Kinsenoside‐Loaded Microneedle Accelerates Diabetic Wound Healing by Reprogramming Macrophage Metabolism via Inhibiting IRE1α/XBP1 Signaling Axis

Abstract Continuously bacterial infection, undue oxidative stress, and inflammatory responses in the skin tissue microenvironment determine the delayed healing outcome of diabetic wounds, which remain a tough clinical challenge and need multifaceted therapeutic strategies. In this work, HA‐ADH/HA‐QA‐ALD‐based hydrogel microneedle (HAQA‐MN) with antimicrobial and antioxidative activities incorporating kinsenoside (KD) coated with macrophage membrane (M‐KD) targeting inflammation relief is developed to improve the cutaneous micro‐niche. KD is observed to trigger trimethylamine N‐oxide‐irritated proinflammatory macrophages repolarization from M1 state to anti‐inflammatory M2 phenotype, and the underlying mechanism is due to drug‐induced IRE1α/XBP1/HIF‐1α pathway suppression, accompanied by diminution of glycolysis and enhancement of oxidative phosphorylation, resulting in proinflammatory cascade inhibition and anti‐inflammatory signaling enhancement.
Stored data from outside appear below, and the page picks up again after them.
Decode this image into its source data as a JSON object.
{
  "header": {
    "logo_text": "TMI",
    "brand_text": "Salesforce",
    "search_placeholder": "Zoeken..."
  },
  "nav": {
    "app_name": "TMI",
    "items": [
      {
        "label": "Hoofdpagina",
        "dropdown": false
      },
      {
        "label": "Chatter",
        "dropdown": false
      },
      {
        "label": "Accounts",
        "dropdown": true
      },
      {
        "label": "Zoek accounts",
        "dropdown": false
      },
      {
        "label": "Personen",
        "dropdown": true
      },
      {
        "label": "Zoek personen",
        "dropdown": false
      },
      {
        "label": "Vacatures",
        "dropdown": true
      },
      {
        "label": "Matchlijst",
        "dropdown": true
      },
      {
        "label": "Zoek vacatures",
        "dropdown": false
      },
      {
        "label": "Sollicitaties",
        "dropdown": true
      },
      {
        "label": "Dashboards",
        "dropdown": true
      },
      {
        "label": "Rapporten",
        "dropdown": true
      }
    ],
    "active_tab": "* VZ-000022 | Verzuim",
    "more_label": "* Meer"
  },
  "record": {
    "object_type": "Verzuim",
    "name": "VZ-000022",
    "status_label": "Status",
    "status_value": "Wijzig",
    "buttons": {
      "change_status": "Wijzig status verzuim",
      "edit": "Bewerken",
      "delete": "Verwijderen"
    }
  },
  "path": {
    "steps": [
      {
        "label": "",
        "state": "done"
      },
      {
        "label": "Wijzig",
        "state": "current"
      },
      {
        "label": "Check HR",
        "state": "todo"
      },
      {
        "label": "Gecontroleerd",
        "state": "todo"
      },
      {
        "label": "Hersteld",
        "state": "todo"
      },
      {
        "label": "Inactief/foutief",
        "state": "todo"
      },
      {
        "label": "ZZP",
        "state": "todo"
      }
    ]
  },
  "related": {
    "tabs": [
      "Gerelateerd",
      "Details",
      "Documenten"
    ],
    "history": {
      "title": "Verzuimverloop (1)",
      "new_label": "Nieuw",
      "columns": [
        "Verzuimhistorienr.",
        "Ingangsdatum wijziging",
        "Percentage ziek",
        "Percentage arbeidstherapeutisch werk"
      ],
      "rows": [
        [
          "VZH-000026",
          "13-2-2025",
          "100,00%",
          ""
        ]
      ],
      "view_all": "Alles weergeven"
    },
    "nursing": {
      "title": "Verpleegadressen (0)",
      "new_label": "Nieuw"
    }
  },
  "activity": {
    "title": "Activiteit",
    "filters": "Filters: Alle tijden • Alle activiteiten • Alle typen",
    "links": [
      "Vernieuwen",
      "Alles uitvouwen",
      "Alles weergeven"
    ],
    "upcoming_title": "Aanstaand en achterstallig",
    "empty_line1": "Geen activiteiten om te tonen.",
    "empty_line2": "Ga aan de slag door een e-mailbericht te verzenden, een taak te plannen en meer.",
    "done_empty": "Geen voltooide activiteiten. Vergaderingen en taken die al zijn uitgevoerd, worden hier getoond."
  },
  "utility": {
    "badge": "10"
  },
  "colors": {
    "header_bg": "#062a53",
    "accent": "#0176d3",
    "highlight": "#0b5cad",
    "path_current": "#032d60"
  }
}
The hydrazone cross‐linked HAQA‐MN possesses favorable biocompatibility, self‐healing, controlled release of M‐KD and excellent mechanical properties. Moreover, the MN patch remarkedly restrains the survival of E. coli and S. aureus and eliminates hydrogen peroxide to preserve cellular viability. Notably, M‐KD@HAQA‐MN array effectively ameliorates cutaneous inflammation and oxidative stress and facilitate angiogenesis and collagen deposition, thereby accelerating tissue regeneration of diabetic mice with a full‐thickness skin defect model. Collectively, this study highlights a multifunctional MN platform as a promising candidate in clinical application for the treatment of diabetic wounds.